Un soggetto che acquista un immobile, accorgendosi poi che questo è abusivo, ha indubbiamente subìto un danno, ed è lecito quindi rivolgersi a un avvocato per richiedere il risarcimento dei danni patrimoniali.

I doveri del venditore

La parte venditrice di un immobile è tenuta a comunicare alla parte acquirente ogni vizio che potrebbe influenzare il prezzo di vendita o la decisione del venditore di acquistare l'immobile.

L'acquirente, se scopre dei vizi dell'immobile taciuti in mala fede dal venditore, sotto consiglio del legale, può scegliere se richiedere che il prezzo di compravendita venga ridotto delle spese che dovrà affrontare per eliminare il vizio, o se richiedere la risoluzione del contratto.

Quando l'acquirente viene a conoscenza di un abuso edilizio dopo aver firmato l'atto notarile di compravendita, ha dieci anni di tempo dalla scoperta per richiedere il risarcimento al venditore.

È il caso trattato nella sentenza della Cassazione n. 23236 del 2016: un uomo che aveva comprato una villa a schiera in usufrutto, dopo più di dieci anni era venuto a conoscenza di un abuso edilizio sull'immobile.
Dovendo quindi affrontare le spese necessarie a sanare l'immobile difforme rispetto alla concessione originaria, ha richiesto il risarcimento dei danni al venditore.

Quest'ultimo però declinava ogni responsabilità, visto che erano trascorsi più di dieci anni.

La Cassazione ha invece affermato che il fatto che l'acquirente ignorasse l'esistenza di un abuso edilizio fosse sufficiente a non far decorrere la prescrizione, riconoscendo quindi il diritto dell'acquirente a veder risarciti i danni patrimoniali subiti.

In un altro caso, il Tribunale di Roma, con sentenza del 28 Febbraio 2017, ha condannato il venditore al pagamento di 280.000 euro quale risarcimento danni per la vendita dell'immobile parzialmente abusivo.

I danneggiati avevano acquistato una casa sottoposta a una procedura di condono edilizio, e il fatto che l'immobile fosse parzialmente abusivo era stato dichiarato dai venditori nell'atto notarile. Però, a causa di vincoli ambientali, il Comune ha dovuto rifiutare la domanda di condono, per cui gli acquirenti hanno richiesto il risarcimento dei danni patrimoniali e materiali.

Il Tribunale ha riconosciuto la responsabilità della parte venditrice nell'aver venduto una casa non condonabile, sul presupposto che il venditore è tenuto ad accertarsi che l'immobile, venduto per la sua totale utilizzabilità, possieda le caratteristiche per ottenere la concessione in sanatoria.

La responsabilità del notaio

Il notaio ricopre una figura di garante e di controllo nella sottoscrizione di un contratto di compravendita immobiliare.
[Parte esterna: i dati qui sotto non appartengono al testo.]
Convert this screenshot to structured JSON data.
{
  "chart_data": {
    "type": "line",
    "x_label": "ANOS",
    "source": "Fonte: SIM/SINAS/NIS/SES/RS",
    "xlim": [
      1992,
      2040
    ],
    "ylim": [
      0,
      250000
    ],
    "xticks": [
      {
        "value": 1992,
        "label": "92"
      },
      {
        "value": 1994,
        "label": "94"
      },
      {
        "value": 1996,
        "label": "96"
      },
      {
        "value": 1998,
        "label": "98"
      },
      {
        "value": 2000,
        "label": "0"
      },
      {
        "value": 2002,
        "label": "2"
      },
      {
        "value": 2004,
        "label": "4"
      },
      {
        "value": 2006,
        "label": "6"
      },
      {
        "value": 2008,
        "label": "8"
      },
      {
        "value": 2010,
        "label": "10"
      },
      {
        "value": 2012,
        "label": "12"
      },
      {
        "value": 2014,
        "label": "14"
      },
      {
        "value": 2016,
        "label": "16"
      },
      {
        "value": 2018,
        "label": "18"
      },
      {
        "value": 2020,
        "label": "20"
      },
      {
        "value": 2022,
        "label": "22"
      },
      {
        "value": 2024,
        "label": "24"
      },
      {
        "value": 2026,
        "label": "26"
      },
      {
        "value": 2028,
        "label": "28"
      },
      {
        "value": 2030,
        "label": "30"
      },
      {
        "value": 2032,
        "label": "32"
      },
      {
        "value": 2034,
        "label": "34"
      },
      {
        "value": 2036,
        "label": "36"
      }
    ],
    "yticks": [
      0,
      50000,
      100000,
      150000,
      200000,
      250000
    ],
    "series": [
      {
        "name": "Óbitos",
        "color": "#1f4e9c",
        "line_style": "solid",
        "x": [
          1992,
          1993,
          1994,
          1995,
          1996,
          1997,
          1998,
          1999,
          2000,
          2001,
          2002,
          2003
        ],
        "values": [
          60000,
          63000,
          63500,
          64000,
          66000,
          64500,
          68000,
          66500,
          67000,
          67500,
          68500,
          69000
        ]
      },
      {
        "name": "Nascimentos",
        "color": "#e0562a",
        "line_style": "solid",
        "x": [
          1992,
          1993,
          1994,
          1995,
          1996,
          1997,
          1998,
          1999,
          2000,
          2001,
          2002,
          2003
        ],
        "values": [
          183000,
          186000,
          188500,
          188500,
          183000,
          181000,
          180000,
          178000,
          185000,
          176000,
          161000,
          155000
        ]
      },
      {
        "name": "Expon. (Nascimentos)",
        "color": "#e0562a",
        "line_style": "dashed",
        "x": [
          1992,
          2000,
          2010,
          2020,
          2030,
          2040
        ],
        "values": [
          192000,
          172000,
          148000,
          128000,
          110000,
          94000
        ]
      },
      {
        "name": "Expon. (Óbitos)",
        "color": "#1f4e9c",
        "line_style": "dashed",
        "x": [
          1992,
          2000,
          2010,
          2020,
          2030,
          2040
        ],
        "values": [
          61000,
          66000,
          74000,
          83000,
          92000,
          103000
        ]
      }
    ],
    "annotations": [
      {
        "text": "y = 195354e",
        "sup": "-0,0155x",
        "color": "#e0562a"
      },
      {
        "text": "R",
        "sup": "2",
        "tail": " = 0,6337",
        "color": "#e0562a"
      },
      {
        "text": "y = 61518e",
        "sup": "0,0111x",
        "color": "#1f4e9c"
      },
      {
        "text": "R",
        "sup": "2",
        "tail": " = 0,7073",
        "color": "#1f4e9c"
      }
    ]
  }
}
Qualora la sua condotta non sia stata diligente, il professionista può essere dichiarato responsabile del danno subìto dall'acquirente con l'acquisto di un immobile abusivo.

Infatti, se i vizi dell'immobile possono essere considerati come manifesti al momento del rogito, il notaio è colpevole di non aver rivelato tali gravi difformità e può essere tenuto a risarcire il danno all'acquirente.